Boredoms

Super Roots 9

(Commons; 2007)

By Mark Abraham | 26 July 2007

I love it when vocals sound like quantum physics, when you can hear crystal stalagmites and stalactites growing on chimey waves of pitched noise. And on this recording of a New Year’s concert in 2004 the Boredoms make the best of the live choir that essentially replaces Eye’s midi trigger fingers; we get adapted and beautiful harmonies that sound like they were recorded in the magical cave where Gimli and Legolas finally got married. Super Roots 9 is beautiful, is what I’m saying, even if the one track one trick sum of it can feel like a Boredoms happy anvil nailing you in the head. Like, you were expecting drums, right?

Then again, what hand-holds there are to grasp this music—for example, the teasing way the band slowly brings the drums in—give pretty big handfuls, and while fans of minimal or ambient work will find the most to enjoy, I think fans of the Boredoms in general will find this an interesting release. Because let’s face it: part of the appeal of the Boredoms, wherever you attack them from, is the simple fact that for no apparent reason most people seem to like them. Like few other bands—say, Can—they somehow manage to remain seriously uncompromising and wholly accessible within the indie community. It’s a feat that I think could be explained several ways—the Boredom’s outness gets overemphasized at times, perhaps, as a way to ignore the more hippie leanings of the group—but ultimately the Boredoms get their audience, and get the kinds of work that turns on people who normally wouldn’t touch out music with a ten foot pole. And even if this thing drags, the idea of Super Roots 9 is pretty enough to make its existence comforting, and that’s kind of how the Boredoms are. If they disappeared, we’d all be a little sadder.

LIVWE!!” sees Eye and his band mates, the Yoshimi/ATR/Yojiro drum trio, sailing headlong into 40 minutes of unadulterated bliss, separated from the studio trickery that allowed the equally happy Vision Creation Newsun (2000) to compartmentalize bliss into other-emotive pieces. The studio genius of that album was critical; it mediated the sheer joy the band was going for in ways that gave it narrative structure. “LIVWE!!” plays out like an extended remix of a short moment of zeuhl catharsis. The problem here is that there is nothing it is providing catharsis for, other than the silence or the T.I. that was presumably playing before you switched to this track.

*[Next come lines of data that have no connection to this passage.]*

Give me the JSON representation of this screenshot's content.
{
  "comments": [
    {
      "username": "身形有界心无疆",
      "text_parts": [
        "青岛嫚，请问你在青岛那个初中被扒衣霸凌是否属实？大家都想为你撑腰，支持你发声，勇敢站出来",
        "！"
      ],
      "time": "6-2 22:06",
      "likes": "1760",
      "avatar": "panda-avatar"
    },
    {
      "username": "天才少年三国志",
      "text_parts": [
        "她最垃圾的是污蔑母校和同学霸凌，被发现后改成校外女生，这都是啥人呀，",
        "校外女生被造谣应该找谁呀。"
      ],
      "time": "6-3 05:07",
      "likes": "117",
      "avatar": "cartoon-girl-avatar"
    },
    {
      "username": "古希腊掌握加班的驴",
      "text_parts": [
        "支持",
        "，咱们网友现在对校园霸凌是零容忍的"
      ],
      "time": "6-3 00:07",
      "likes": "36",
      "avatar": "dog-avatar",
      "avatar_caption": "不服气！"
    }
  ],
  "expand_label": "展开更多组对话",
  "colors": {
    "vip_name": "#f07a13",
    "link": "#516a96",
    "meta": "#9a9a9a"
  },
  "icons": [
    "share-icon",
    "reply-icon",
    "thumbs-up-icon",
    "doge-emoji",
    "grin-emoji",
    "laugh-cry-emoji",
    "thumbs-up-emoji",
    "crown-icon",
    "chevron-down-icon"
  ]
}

So this pretty, rollicking beast is somewhat ineffective. And as the recent Vice reissues of the previous Super Roots installments show, the Boredoms have been very capable of using this series to expand their sound while saying something well. Here they’re saying something, but it’s like a battering ram filled with Pop Rocks. And that’s the great Boredoms/V8redoms tragedy: as they continue to move more and more into this world of sound and out of a world of structure (however chaotic the concept of structure has been for them) we lose the narrative moments that made Super Æ (1998) and Vision Creation Newsum fly. “LIVWE!!” just sort of hovers prettily above the ground, smiling at you and warmly inviting you to overdose on the sugar it so willfully refines.